Antibes possède deux « cathédrales » : Notre-Dame-de-l’Immaculée-Conception, avec sa belle façade baroque et son clocher niché dans la tour Sarrasine, et le musée Picasso. Disons-le, les fidèles sont plus nombreux dans le sanctuaire dédié au peintre espagnol depuis 1966. Picasso ne peignit que deux petits mois, durant l’automne 1946, dans l’atelier qui lui fut mis à disposition. En remerciement à la ville, le génie laissa en dépôt une série d’œuvres solaires – esquisses, dessins –, enrichie plus tard d’une profusion de céramiques. Avant lui, l’édifice eut d’autres locataires prestigieux : les Phocéens qui installent ici leur acropole (Antibes s’appelait alors Antipolis), les évêques qui y résident au Moyen Âge, puis la famille des Grimaldi (du XIVe au XVIIe siècle), qui a donné son nom au château et dont on voit les armoiries gravées dans la pierre.
Il faut musarder dans les rues environnantes pour laisser opérer le charme du vieil Antibes. Rue du Bateau, rue de la Baume, rue des Arceaux, place du Revely : ruelles charmantes et passages couverts, arcades et placettes secrètes... En quelques pas, on rejoint l’animation du marché provençal, qui se tient tous les jours sauf le lundi. La longue halle du cours Masséna regorge de légumes, charcuteries, huiles d’olive, paniers en osier. À travers la Porte Marine, les mâts des bateaux nous attirent vers le port, mais nous n’en avons pas fini avec le vieux centre !
La commune libre du safranier
Que serait Antibes sans la « commune libre du Safranier » ? Comme à Montmartre, ce micro-quartier s’est doté d’une association qui veille à maintenir les traditions locales, comme la fête des vendanges en septembre. Ses habitants se retrouvent autour de soupes au pistou et d’aïoli. Lauriers, agaves et bougainvilliers fleurissent dans la jolie rue du Haut-Castelet, qui mène à la placette Nikos-Kazantzákis. Dans ce cocon de paix, l’auteur de Zorba le Grec rédigea la majeure partie de son œuvre. On en ressort au niveau du bastion Saint-André (actuel musée d’Archéologie), qui offre une vue splendide sur la vieille ville.

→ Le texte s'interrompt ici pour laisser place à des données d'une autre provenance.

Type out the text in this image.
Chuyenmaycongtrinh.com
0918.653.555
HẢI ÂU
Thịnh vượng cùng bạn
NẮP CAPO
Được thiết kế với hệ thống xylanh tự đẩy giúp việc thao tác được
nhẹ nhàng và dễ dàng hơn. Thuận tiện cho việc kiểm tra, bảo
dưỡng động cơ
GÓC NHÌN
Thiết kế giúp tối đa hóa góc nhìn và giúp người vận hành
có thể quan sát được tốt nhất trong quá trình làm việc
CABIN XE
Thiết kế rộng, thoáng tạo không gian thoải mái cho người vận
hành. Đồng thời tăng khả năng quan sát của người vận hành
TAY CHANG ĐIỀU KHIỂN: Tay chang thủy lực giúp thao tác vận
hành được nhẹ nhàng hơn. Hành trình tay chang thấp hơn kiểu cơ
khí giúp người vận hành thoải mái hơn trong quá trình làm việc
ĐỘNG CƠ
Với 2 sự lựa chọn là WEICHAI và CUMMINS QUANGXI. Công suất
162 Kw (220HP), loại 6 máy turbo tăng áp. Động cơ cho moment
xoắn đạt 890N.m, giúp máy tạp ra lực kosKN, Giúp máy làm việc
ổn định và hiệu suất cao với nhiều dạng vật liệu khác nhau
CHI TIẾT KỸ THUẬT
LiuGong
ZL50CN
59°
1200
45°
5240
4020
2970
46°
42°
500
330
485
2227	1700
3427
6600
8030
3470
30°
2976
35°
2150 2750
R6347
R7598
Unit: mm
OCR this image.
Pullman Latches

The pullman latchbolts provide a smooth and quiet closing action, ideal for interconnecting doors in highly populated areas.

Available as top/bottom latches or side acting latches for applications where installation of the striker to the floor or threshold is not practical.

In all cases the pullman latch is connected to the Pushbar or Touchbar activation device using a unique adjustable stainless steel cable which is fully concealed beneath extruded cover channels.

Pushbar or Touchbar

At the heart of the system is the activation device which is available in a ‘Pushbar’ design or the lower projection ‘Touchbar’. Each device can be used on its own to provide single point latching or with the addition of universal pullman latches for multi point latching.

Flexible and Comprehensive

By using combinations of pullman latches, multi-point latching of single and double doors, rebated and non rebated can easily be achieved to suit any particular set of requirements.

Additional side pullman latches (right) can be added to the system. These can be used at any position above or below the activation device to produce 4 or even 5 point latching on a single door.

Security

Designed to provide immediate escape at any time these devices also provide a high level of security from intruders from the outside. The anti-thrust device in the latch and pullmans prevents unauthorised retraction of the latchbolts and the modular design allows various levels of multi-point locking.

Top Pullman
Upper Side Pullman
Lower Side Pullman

La promenade de l’Amiral-de-Grasse suit les remparts construits face à la mer par Vauban. Nicolas de Staël a vécu, peint et mis fin à ses jours au-dessus de la plage de la Gravette, où l’on s’ébat joyeusement dans l’eau dès les premiers redoux. Non loin, d’énormes yachts se poussent du col sur le quai des Milliardaires. Les bateaux de pêche colorés paraissent bien modestes à côté de ces mastodontes enregistrés pour la plupart aux îles Caïmans ! Antibes se targue d’être le plus grand port de plaisance d’Europe par le tonnage de ses bateaux.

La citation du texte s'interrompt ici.